Professor Lank has a PhD in computer science from Queen’s University and an Honours Bachelor’s degree in physics from the University of Prince Edward Island. He joined the faculty at Waterloo in 2006. Before that, he was an Assistant Professor of Computer Science at San Francisco State University.
Professor David Toman
Professor Toman received his Bachelor’s and Master’s degrees from the Masaryk University in the Czech Republic in 1992 and his PhD in computer science from Kansas State University in 1996. After graduation, he was a NATO/NSERC Postdoctoral Fellow at the University of Toronto and then joined the Department of Computer Science at the University of Waterloo in 1998. He was also a Visiting Professor at the Universities of Bolzano and TU Dresden as a part of the EU’s Erasmus Mundus Computational Logic Programme.
Professor Justin Wan
Professor Wan was a Tier II Canada Research Chair in Scientific Computing. From 2010–15, he was the Director for the Centre of Computational Mathematics for Industry and Commerce. From 2015–18, he was appointed as the Associate Director for the Cheriton School of Computer Science. He has also been active in service for his research community. Since 2015, Professor Wan has been the Secretary, an elected Exec Officer, of the Canadian Applied and Industrial Mathematics Society. He has organized local workshops as well as international conferences. He has also served as a journal editor and as a member of several program committees. Recently, he has been invited to serve on the editorial board of the new CAIMS journal, Mathematics in Science and Industry.

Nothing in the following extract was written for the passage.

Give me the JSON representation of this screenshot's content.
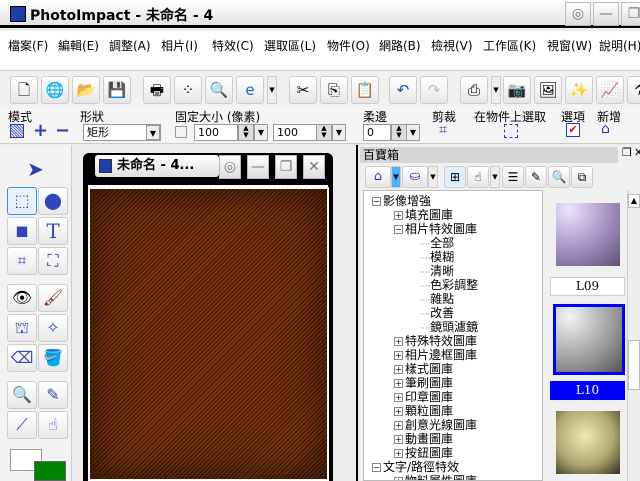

Professor Wan’s research area is scientific computing with special interests in developing efficient numerical techniques for solving partial differential equations arising from modelling. The applications he is interested in are computational finance, image processing, and physically and biologically based simulation for computer graphics and medicine. Over past years, he has been developing fast numerical algorithms, in particular, multigrid preconditioning methods, to solve different types of partial differential equations arising from applications. The research results address the fundamental issues of numerical methods and models, and advance the computational techniques in different areas of scientific computing.
Professor Wan received his PhD in applied mathematics from University of California, Los Angeles, in 1998. After graduation, he worked in the Scientific Computing and Computational Mathematics Program at Stanford University as a Forsythe Fellow from 1998–2000 before he joined the University of Waterloo.